A few years ago, Torres Hughes had never heard of manufacturing or engineering. After finishing his first year of high school, he admits he lacked direction and was potentially heading down a bad path. He knew he needed to change his life so when sophomore year started he signed up for every club he could find.
One of those activities was Project Lead the Way, a national nonprofit that brings science, technology, engineering, and mathematics (STEM) curricula to students of all ages.
“I didn’t know what to expect,” Torres said. But, then he started to learn about electricity and how to build a circuit. He learned about soldering and computer programming. It was hands on. He liked it and was good at it.
“It helped shape me,” Torres said. “I had exposure to a career that I had never heard about before, but now I know I can do.”
He kept taking engineering classes and earning professional certifications at his high school, which is now the Austin College and Career Academy on the west side of Chicago. The Academy runs a broad career pathways program with Manufacturing Renaissance, a Chicago-based non-profit organization.
“I was on the verge of failing out of high school before I was exposed to these opportunities,” Torres said. “It’s changed my life completely.”
After graduation, Torres went on to work for several manufacturers, including Freedman Seating Company, a more than 100-year-old employer right in his own neighborhood. The company helped pay for Torres to go to school, get more certificates, and work his way up to training other employees on the machinery.
“I had a lot of opportunities to advance through the company. I felt like an asset and more than just a number,” he said.
Torres spoke with emotion about what the education pathway and workforce development experience did for his life. For example, at a young age he was able to travel. He learned to speak to groups about his experience, gaining self-confidence and a belief in his future. In his community, he said, too many people’s lives headed down unfortunate paths due to the lack of such opportunities.
“Words cannot express how grateful I am,” he said, emphasizing that he wants more people in the Chicago region to have the same options.

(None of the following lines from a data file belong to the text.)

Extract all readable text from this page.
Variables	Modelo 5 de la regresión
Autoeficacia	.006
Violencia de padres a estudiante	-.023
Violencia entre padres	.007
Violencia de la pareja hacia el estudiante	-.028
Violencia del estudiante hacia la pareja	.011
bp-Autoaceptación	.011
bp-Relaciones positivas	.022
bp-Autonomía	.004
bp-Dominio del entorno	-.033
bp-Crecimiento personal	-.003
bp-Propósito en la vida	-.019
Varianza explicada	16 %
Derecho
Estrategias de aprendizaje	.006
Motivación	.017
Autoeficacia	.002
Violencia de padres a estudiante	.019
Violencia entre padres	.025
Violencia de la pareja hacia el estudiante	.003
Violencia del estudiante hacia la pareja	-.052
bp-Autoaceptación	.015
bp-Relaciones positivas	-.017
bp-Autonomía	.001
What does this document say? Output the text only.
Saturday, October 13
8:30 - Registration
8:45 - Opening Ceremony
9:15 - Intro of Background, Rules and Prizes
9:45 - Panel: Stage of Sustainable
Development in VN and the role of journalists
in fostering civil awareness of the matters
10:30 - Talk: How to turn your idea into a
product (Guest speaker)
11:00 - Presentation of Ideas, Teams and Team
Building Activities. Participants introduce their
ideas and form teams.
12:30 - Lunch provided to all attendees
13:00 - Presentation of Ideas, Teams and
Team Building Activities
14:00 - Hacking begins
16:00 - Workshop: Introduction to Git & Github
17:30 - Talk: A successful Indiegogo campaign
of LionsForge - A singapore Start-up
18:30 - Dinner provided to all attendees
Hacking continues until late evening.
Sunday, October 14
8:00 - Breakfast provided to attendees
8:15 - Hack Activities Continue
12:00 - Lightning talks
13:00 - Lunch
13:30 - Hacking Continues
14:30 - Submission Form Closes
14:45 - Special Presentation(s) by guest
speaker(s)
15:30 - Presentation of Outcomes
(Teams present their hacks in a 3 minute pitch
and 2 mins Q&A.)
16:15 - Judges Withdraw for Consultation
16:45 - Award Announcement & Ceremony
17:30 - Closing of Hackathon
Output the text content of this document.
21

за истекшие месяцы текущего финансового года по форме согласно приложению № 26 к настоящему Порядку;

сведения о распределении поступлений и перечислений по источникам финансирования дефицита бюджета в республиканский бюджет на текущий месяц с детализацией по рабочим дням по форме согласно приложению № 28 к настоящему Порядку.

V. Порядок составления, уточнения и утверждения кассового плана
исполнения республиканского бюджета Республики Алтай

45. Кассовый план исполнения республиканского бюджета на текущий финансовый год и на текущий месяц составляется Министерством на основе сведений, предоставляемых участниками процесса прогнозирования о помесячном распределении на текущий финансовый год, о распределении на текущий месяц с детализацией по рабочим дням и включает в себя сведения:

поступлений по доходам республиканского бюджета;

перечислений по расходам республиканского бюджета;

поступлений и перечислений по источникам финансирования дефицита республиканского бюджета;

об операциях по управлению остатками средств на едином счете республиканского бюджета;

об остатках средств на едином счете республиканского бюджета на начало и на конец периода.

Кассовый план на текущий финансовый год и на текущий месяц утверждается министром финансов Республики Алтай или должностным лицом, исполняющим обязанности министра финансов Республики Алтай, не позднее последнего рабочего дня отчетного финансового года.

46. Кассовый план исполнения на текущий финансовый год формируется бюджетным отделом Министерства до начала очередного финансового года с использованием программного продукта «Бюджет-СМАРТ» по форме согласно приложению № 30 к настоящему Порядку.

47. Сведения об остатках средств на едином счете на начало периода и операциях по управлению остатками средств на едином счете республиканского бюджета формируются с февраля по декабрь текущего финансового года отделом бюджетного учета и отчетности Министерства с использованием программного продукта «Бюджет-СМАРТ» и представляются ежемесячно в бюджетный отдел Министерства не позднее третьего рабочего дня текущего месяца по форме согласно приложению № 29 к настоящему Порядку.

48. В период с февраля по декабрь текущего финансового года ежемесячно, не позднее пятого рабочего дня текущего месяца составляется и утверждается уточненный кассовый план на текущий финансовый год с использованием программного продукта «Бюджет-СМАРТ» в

Now 23 years old, Torres is back where he started, counseling high school students in Austin as they learn about manufacturing and transition to the working world. He’s passionate about bringing together young people who need a career path and business who need strong employees -- and the benefits those connections will bring to communities across the region.

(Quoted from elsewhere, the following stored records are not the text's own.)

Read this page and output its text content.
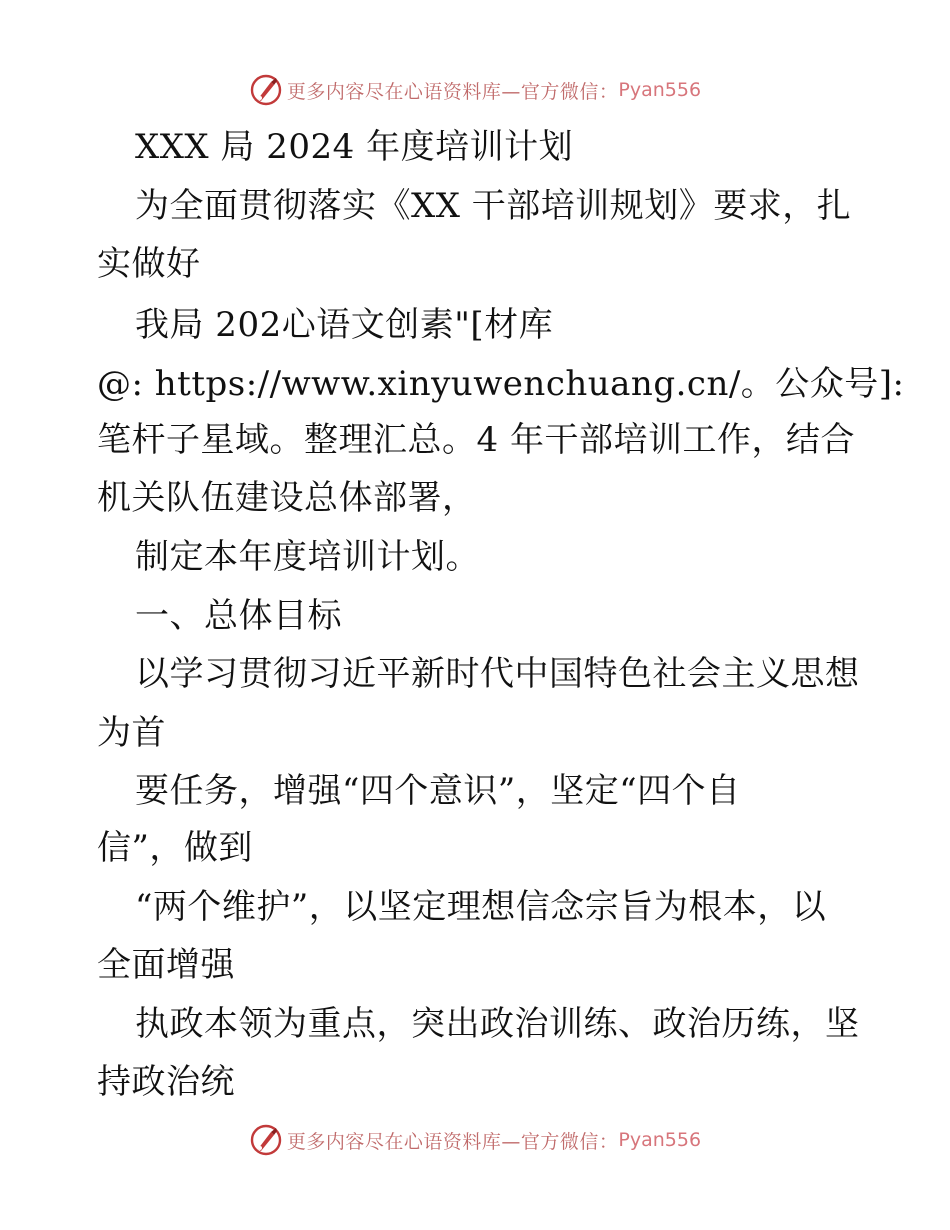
更多内容尽在心语资料库—官方微信： Pyan556
XXX 局 2024 年度培训计划
为全面贯彻落实《XX 干部培训规划》要求，扎
实做好
我局 202心语文创素"[材库
@: https://www.xinyuwenchuang.cn/。公众号]:
笔杆子星域。整理汇总。4 年干部培训工作，结合
机关队伍建设总体部署，
制定本年度培训计划。
一、总体目标
以学习贯彻习近平新时代中国特色社会主义思想
为首
要任务，增强“四个意识”，坚定“四个自
信”，做到
“两个维护”，以坚定理想信念宗旨为根本，以
全面增强
执政本领为重点，突出政治训练、政治历练，坚
持政治统
更多内容尽在心语资料库—官方微信： Pyan556
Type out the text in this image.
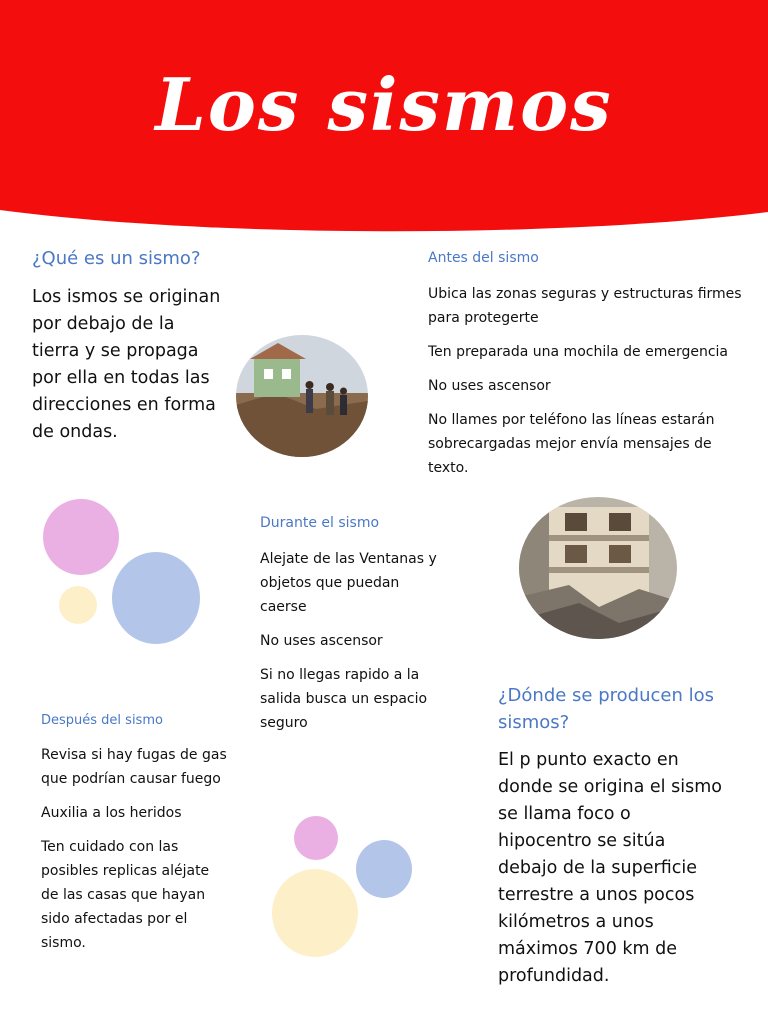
Los sismos
¿Qué es un sismo?

Los ismos se originan por debajo de la tierra y se propaga por ella en todas las direcciones en forma de ondas.

Antes del sismo

Ubica las zonas seguras y estructuras firmes para protegerte

Ten preparada una mochila de emergencia

No uses ascensor

No llames por teléfono las líneas estarán sobrecargadas mejor envía mensajes de texto.

Durante el sismo

Alejate de las Ventanas y objetos que puedan caerse

No uses ascensor

Si no llegas rapido a la salida busca un espacio seguro

Después del sismo

Revisa si hay fugas de gas que podrían causar fuego

Auxilia a los heridos

Ten cuidado con las posibles replicas aléjate de las casas que hayan sido afectadas por el sismo.

¿Dónde se producen los sismos?

El p punto exacto en donde se origina el sismo se llama foco o hipocentro se sitúa debajo de la superficie terrestre a unos pocos kilómetros a unos máximos 700 km de profundidad.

“Imagine we had 100 Torres Hughes who started out in high school learning about engineering and manufacturing, and they’re inspired to go to school and go to work. They feel confident that they can provide for themselves and they are prepared for life after school. It would be a much better place,” he said. “Part of the reason why the neighborhood that I lived in is in the condition it is in, is a lack of opportunities and a lack of exposure to these kind of careers. If I’ve never seen someone who looked like me in this position, how can I tell that I can do it?”

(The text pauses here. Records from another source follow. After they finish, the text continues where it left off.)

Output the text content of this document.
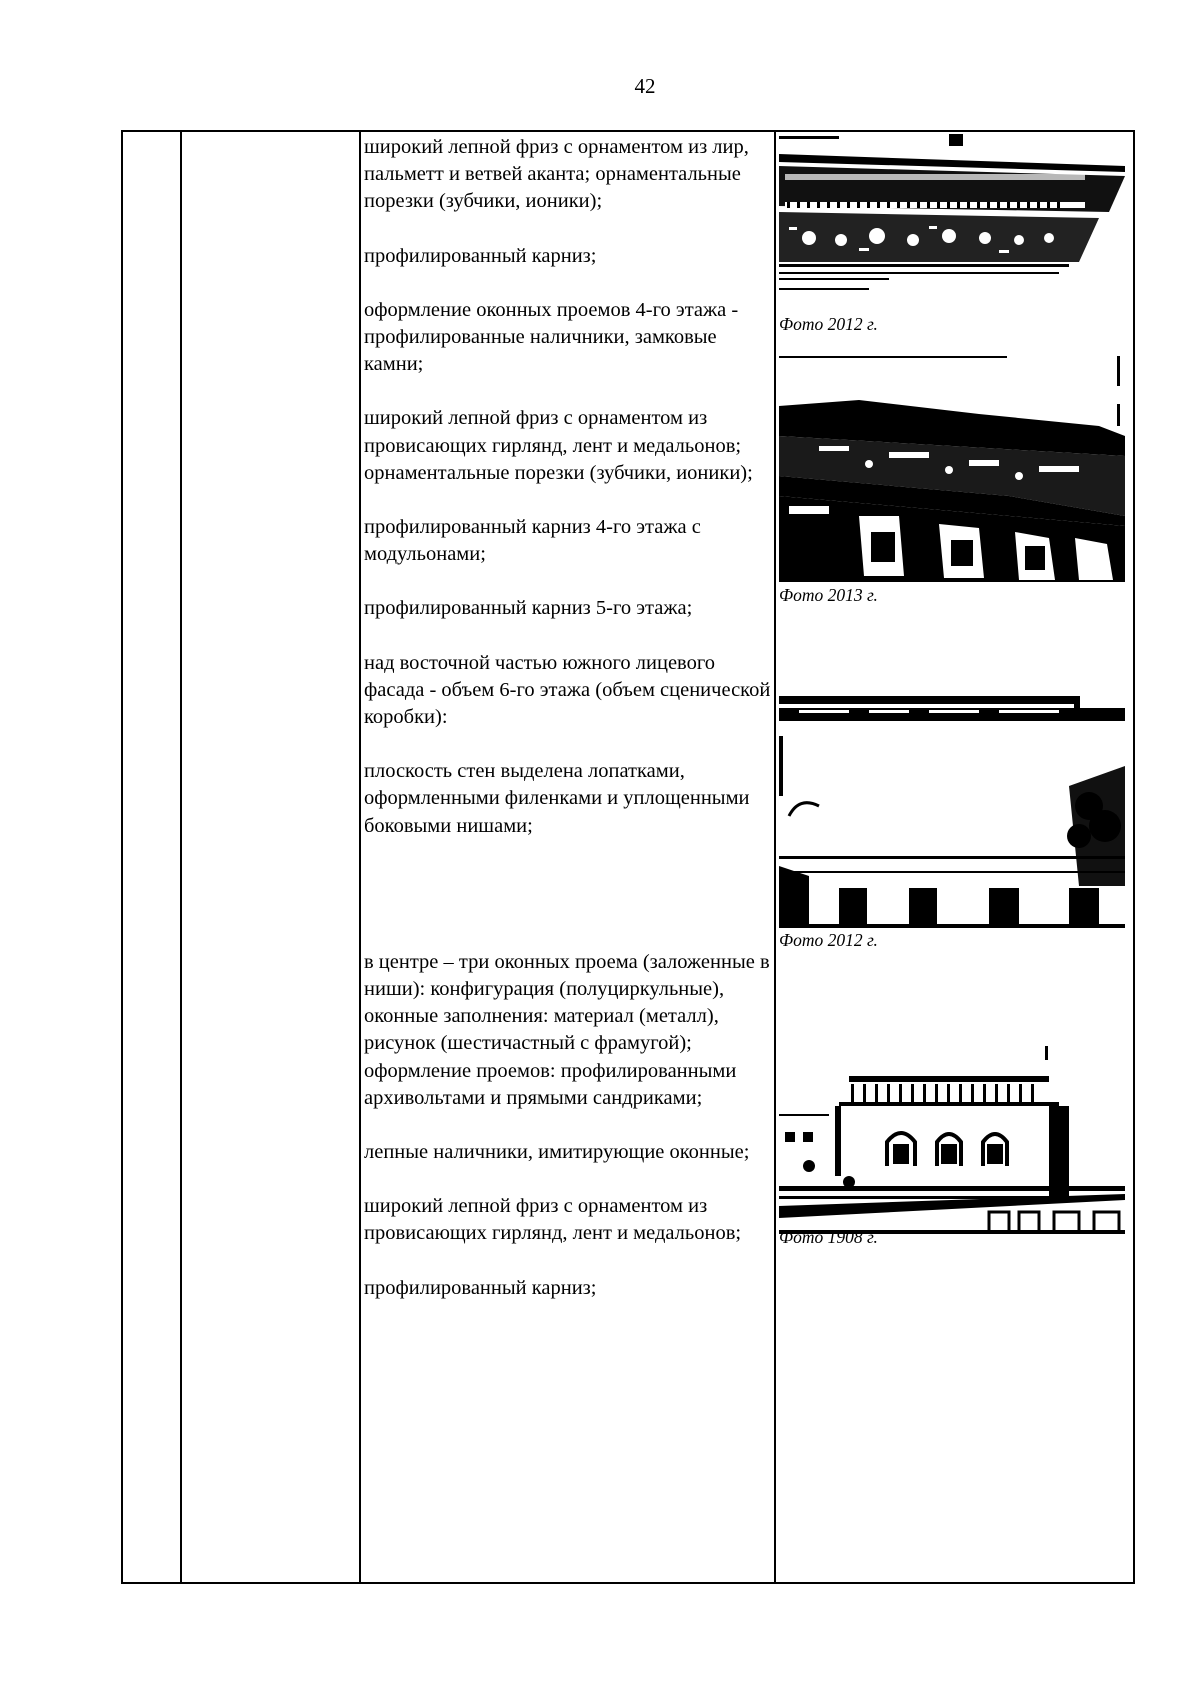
42

широкий лепной фриз с орнаментом из лир, пальметт и ветвей аканта; орнаментальные порезки (зубчики, ионики);

профилированный карниз;

оформление оконных проемов 4-го этажа - профилированные наличники, замковые камни;

широкий лепной фриз с орнаментом из провисающих гирлянд, лент и медальонов; орнаментальные порезки (зубчики, ионики);

профилированный карниз 4-го этажа с модульонами;

профилированный карниз 5-го этажа;

над восточной частью южного лицевого фасада - объем 6-го этажа (объем сценической коробки):

плоскость стен выделена лопатками, оформленными филенками и уплощенными боковыми нишами;

в центре – три оконных проема (заложенные в ниши): конфигурация (полуциркульные), оконные заполнения: материал (металл), рисунок (шестичастный с фрамугой); оформление проемов: профилированными архивольтами и прямыми сандриками;

лепные наличники, имитирующие оконные;

широкий лепной фриз с орнаментом из провисающих гирлянд, лент и медальонов;

профилированный карниз;

Фото 2012 г.
Фото 2013 г.
Фото 2012 г.
Фото 1908 г.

By 2050, Torres hopes programs and experiences like his are the norm, not the exception. He’s starting classes this fall at Harold Washington College with plans to major in Political Science and dreams of lifting more people up through workforce development programs.
“These are the programs where people go to build their skills, gain knowledge, and access, and that can change a community. It can build wealth, spread it, and share it,” Hughes said. “If there was more of this en masse, it would definitely bring communities up.”